Joe Gold has been throwing parties since high school.
When asked to recount them over a beer in Federal Hill, he enthuses: "I have thrown some legendary parties. Oh, there's thousands! There are literally thousands." He's thrown parties everywhere, from his teenage home ("I had a door guy," he volunteers) to the penthouse suite of the Sheraton Waikiki. A bona fide fixture of the city's beer scene, he once threw a party with 10 cases of 750-milliliter bottles of Chimay he got for free from a rep when a beer convention came to Baltimore. (Disclosure: I used to work with Gold and others mentioned in this article at Heavy Seas Beer, where Gold is the sales manager.)
For Gold, Baltimore Beer Week feels like a mammoth party he throws for the city and its beer drinkers: He co-founded and still organizes the 10-day-long celebration with friend Dominic Cantalupo.
For those well-versed in the city's increasingly rich craft beer scene today, Gold's reason for creating beer week sounds curious. "I started Baltimore Beer Week because of the apathy I saw in this town for beer." This was back in 2008, a decade after the bottoming-out of the late-'90s craft-beer boomlet. Brewer's Art, Heavy Seas, DuClaw, and Oliver had survived that shakeout and were still chugging along; others-Baltimore Brewing Company, Oxford Brewing Company, Brimstone Brewery-hadn't. Even though great breweries remained, Gold recalls, "nobody was paying any attention, in my opinion. I mean, the distributors were selling and the breweries were making, but there was no excitement or no buzz about it."
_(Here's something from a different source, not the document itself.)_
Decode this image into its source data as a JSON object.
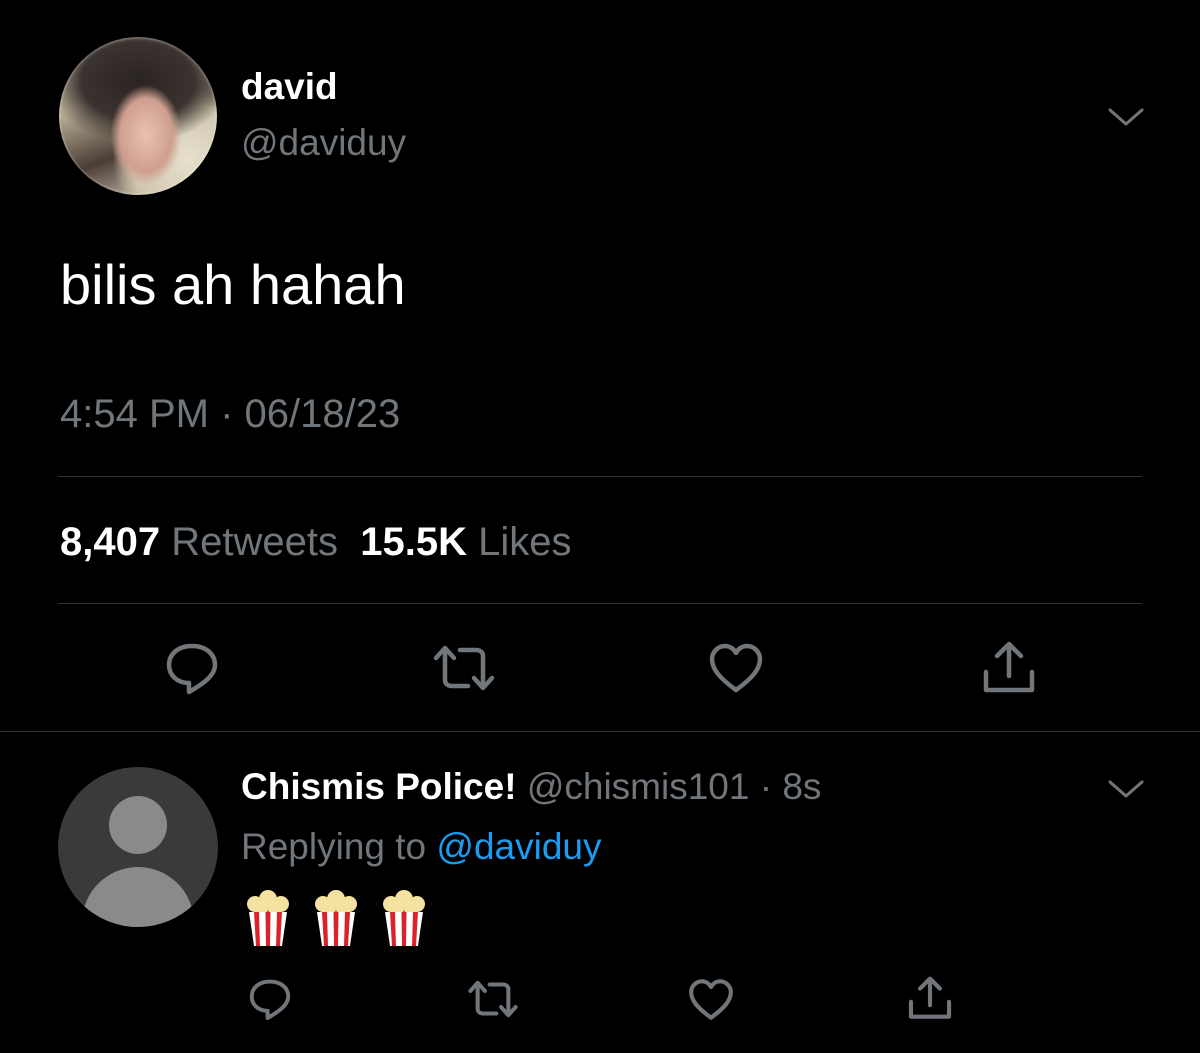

In 2013, that narrative doesn't ring true. Beer week is bigger than ever, and so is the city's brewing scene. With two new production breweries opened in 2012 and with the city's existing breweries undergoing major expansions, Baltimore's beer culture seems to be gearing up for growth. "It's just more part of the community than it's ever been since Prohibition," Gold says.
But can Baltimore's beer industry, which already experienced that earlier leveling-off, support a more concentrated beer scene?
If anything, the intensifying brewing scene gives Gold hope for a shift in the Baltimore beer-drinkers' tastes, which, as he perceives them, tend toward volume and high alcohol content rather than brand or location loyalty-something unusual when compared to, say, Pacific Northwest beer drinkers. "I'm very hopeful that the newest breweries in Baltimore and the surrounding area will prove that our beer-drinking community deserve to support them." And as all the breweries in town attest, they can't make enough beer to keep up with demand.
The "craft beer bubble," then, is far from at hand. "It's not a novelty," Joe Gold says. "It doesn't go away because it's in the lexicon of the consumer. Where is the high-water mark? I don't know, but it's not going away."